All of this means that IVF is available to a much larger portion of the population than the older middle class couples who have traditionally used it.

And this is what makes it so attractive to private equity – a growing market where the government picks up much of the tab. They can't lose.

And nor can the owners of IVF clinics.

It's likely that whichever of the private equity groups misses out on Virtus Health will make a tilt at Monash IVF, Australia's other sharemarket-listed fertility treatment provider. Monash IVF's shares have risen from about 90c at the start of December to $1.21 on Friday, based on the expectation that it's the next target.

House prices on the wane

After inexplicably rising in the midst of a global pandemic which, for a while at least, threatened to push the economy off a cliff, Australian house prices are now set to fall.

As we adjust to living with Covid and its impact on our daily lives becomes less and less, the housing market is cooling off.

Of particular concern is the likely effect of interest rate rises, a phenomenon not experienced by many homeowners.

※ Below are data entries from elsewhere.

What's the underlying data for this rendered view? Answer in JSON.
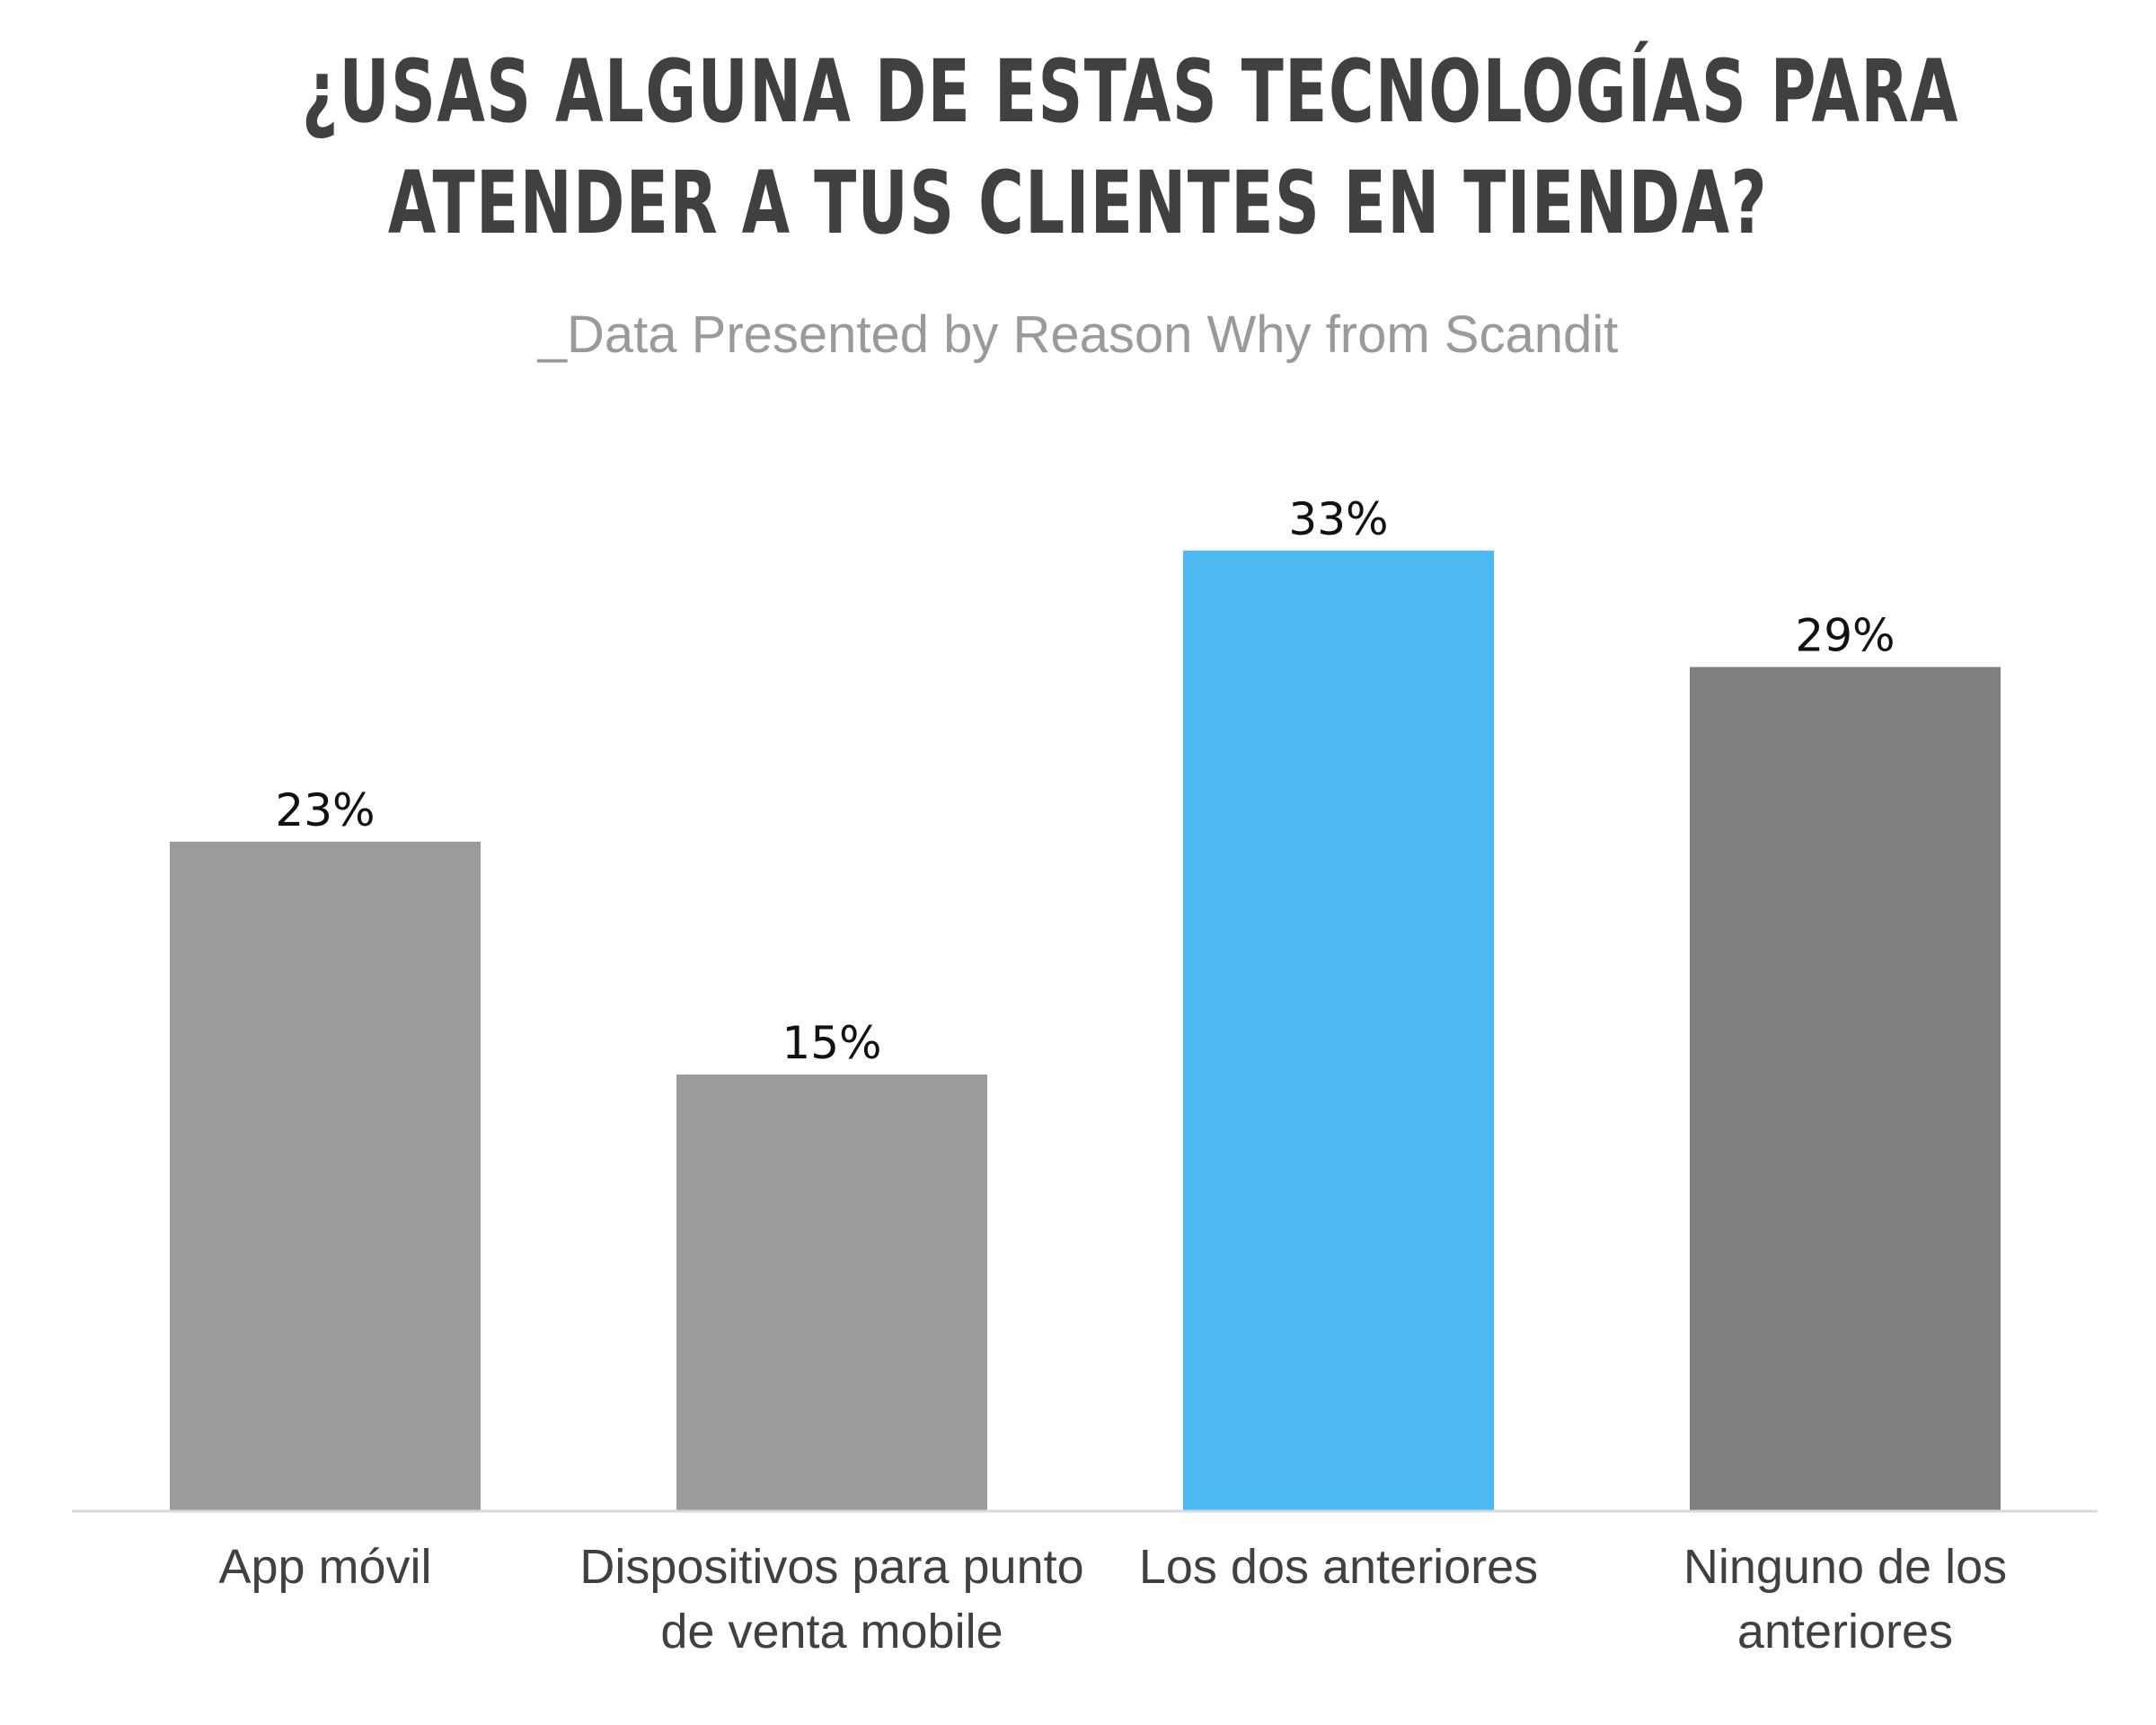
{
  "header": {
    "title_lines": [
      "¿USAS ALGUNA DE ESTAS TECNOLOGÍAS PARA",
      "ATENDER A TUS CLIENTES EN TIENDA?"
    ],
    "subtitle": "_Data Presented by Reason Why from Scandit"
  },
  "chart_data": {
    "type": "bar",
    "title": "¿USAS ALGUNA DE ESTAS TECNOLOGÍAS PARA ATENDER A TUS CLIENTES EN TIENDA?",
    "subtitle": "_Data Presented by Reason Why from Scandit",
    "categories": [
      [
        "App móvil"
      ],
      [
        "Dispositivos para punto",
        "de venta mobile"
      ],
      [
        "Los dos anteriores"
      ],
      [
        "Ninguno de los",
        "anteriores"
      ]
    ],
    "values": [
      23,
      15,
      33,
      29
    ],
    "value_labels": [
      "23%",
      "15%",
      "33%",
      "29%"
    ],
    "unit": "%",
    "colors": [
      "#9b9b9b",
      "#9b9b9b",
      "#4db9f2",
      "#7f7f7f"
    ],
    "axis_color": "#d9d9d9",
    "xlabel": "",
    "ylabel": "",
    "grid": false,
    "legend": "none"
  }
}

Now the pandemic is over, focus is returning to offical interest rates and the housing market. Photo / 123rf
Now the pandemic is over, focus is returning to offical interest rates and the housing market. Photo / 123rf

Official interest rates haven't risen in Australia since 2010. The Reserve Bank has been forced to do the heavy lifting in promoting economic growth in the face of governments who weren't prepared to dip into the tax take for fiscal stimulus.

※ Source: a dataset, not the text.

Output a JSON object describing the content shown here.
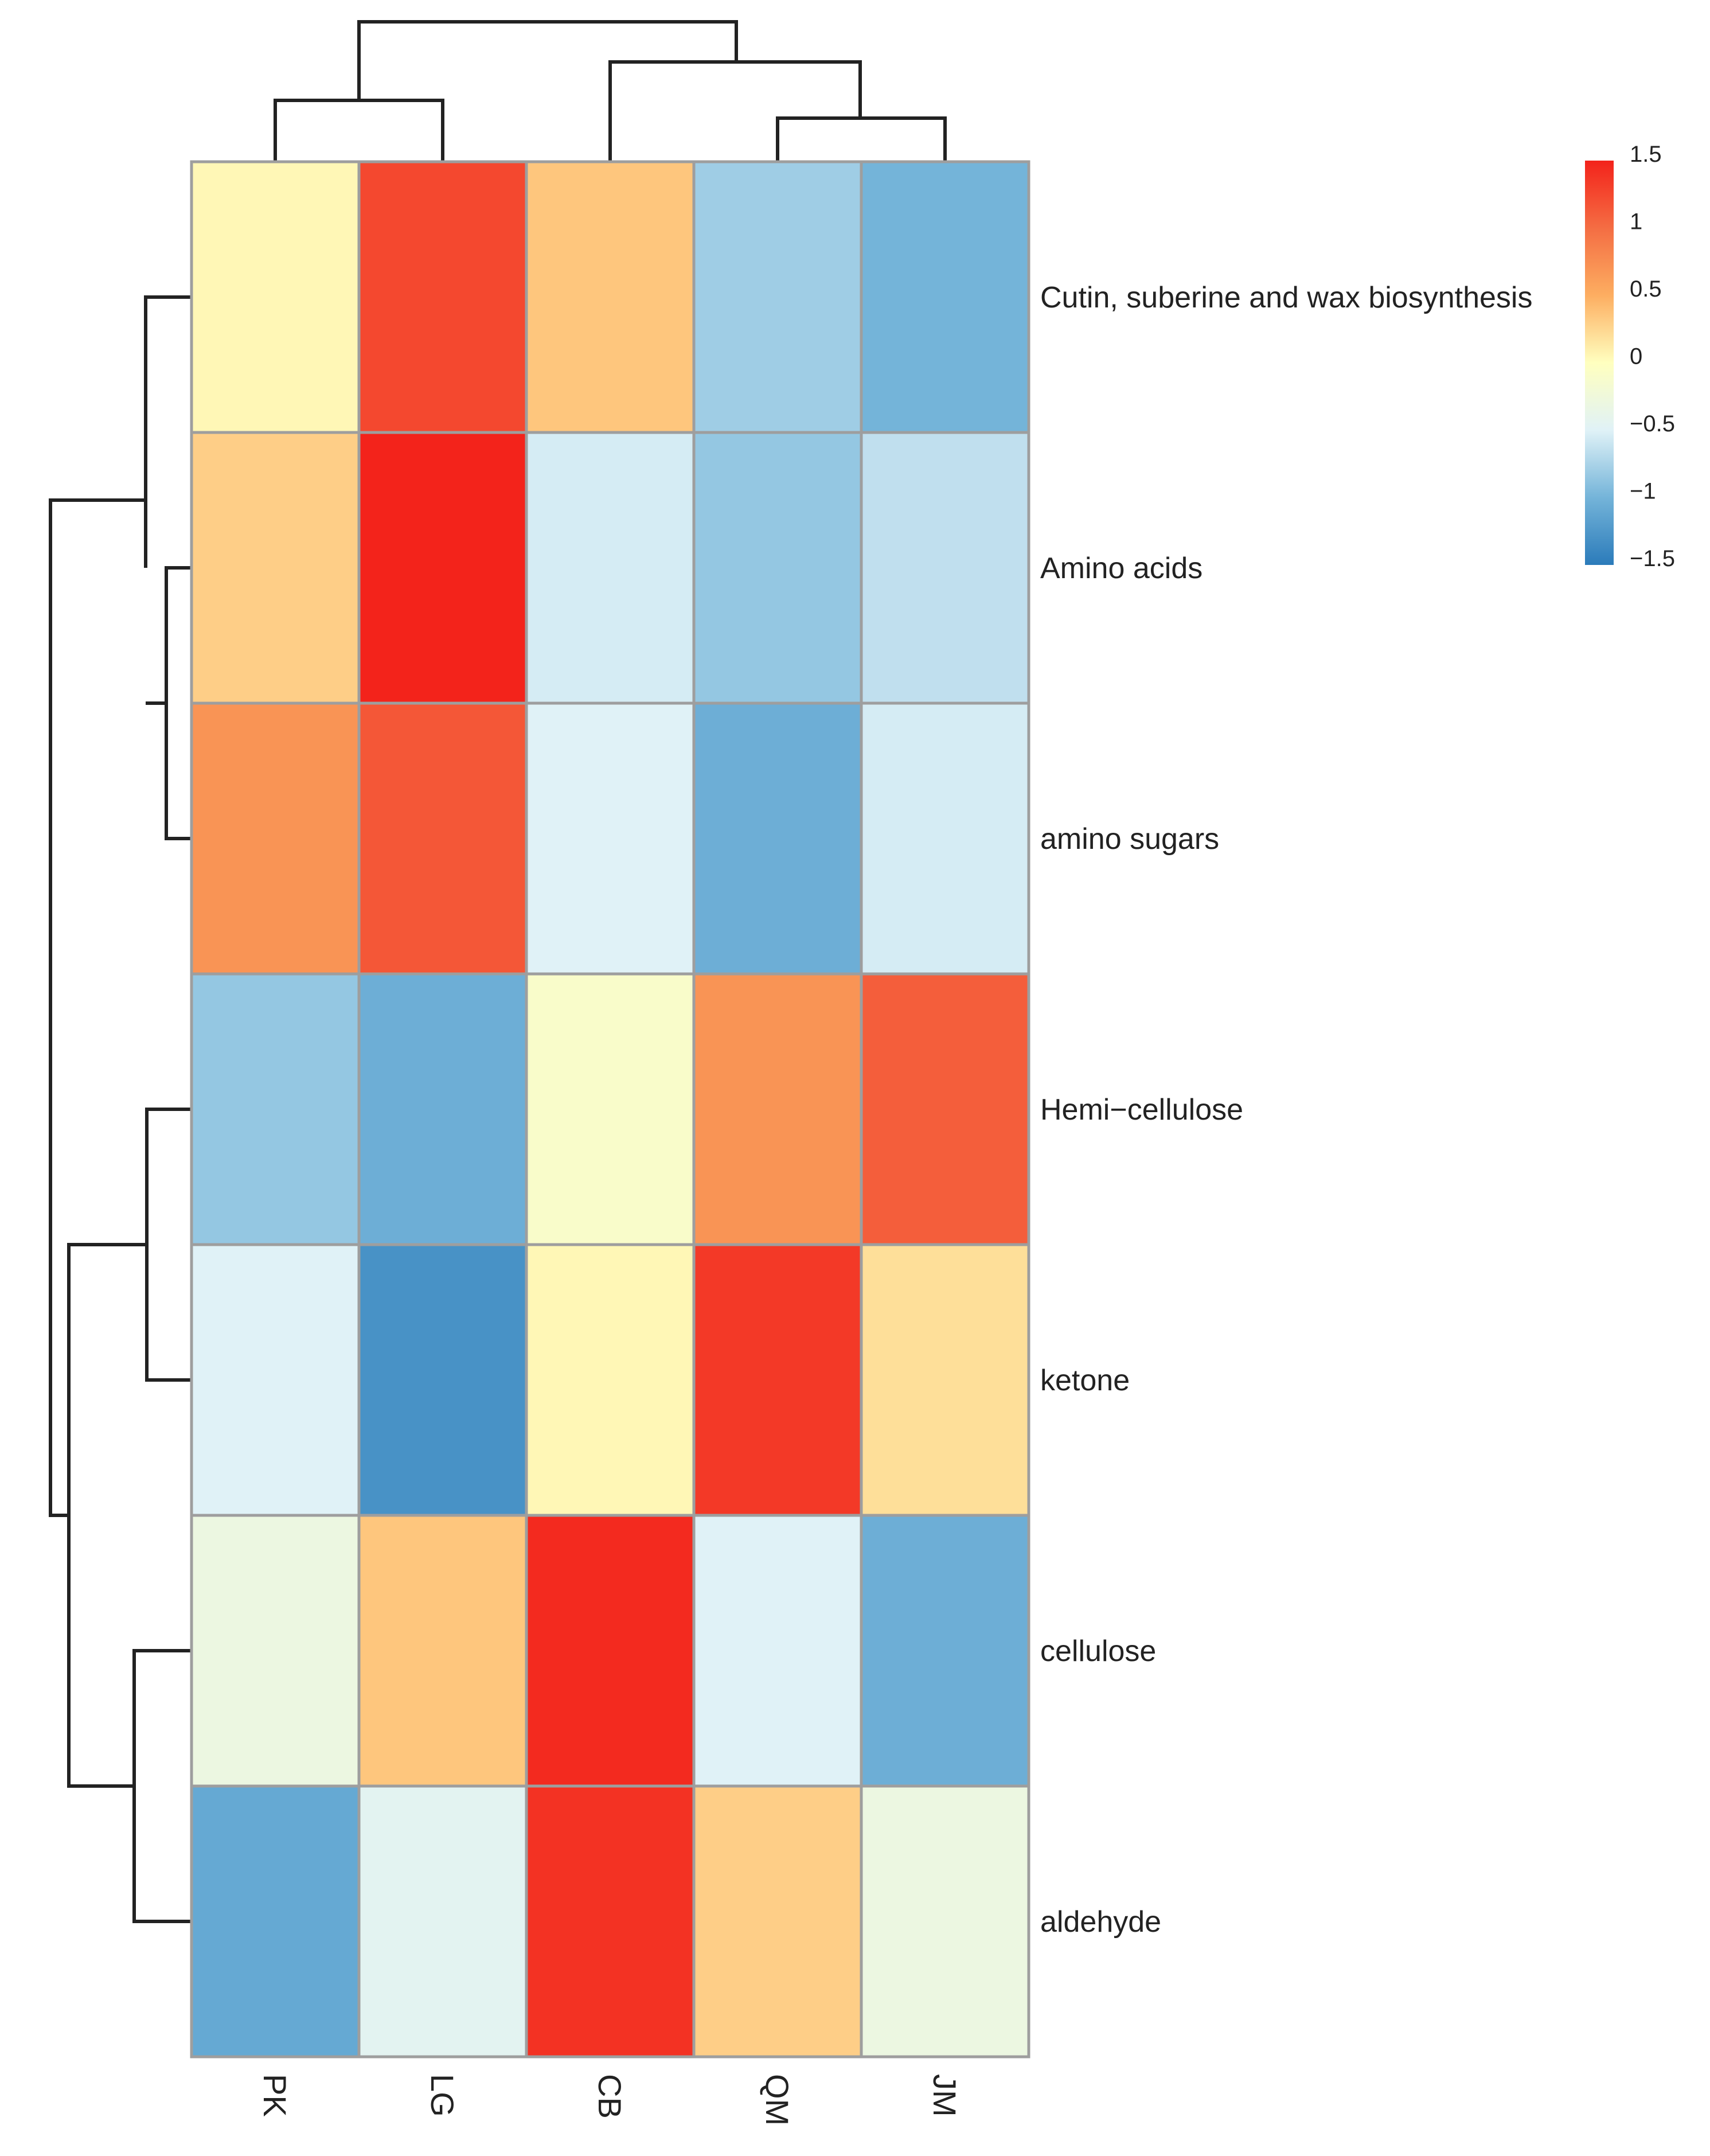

That all changed with the pandemic, when it was all hands on deck from the Reserve Bank and Australia to save the economy.

Now that the economy is out of danger and unemployment is sitting at 50-year lows, the RBA is thinking about the first interest rate rises for a very long time.

In its Financial Stability Report released on Friday, the RBA warned that if interest rates rose as much as the money markets are expecting – 2 percentage points – the house prices will fall by as much as 15 per cent.

On its own this would be no bad thing and they would still be sitting at crazy levels. But to the extent that households feel poorer – the negative wealth effect – and rein in their spending it presents a risk to consumer spending and the retail economy.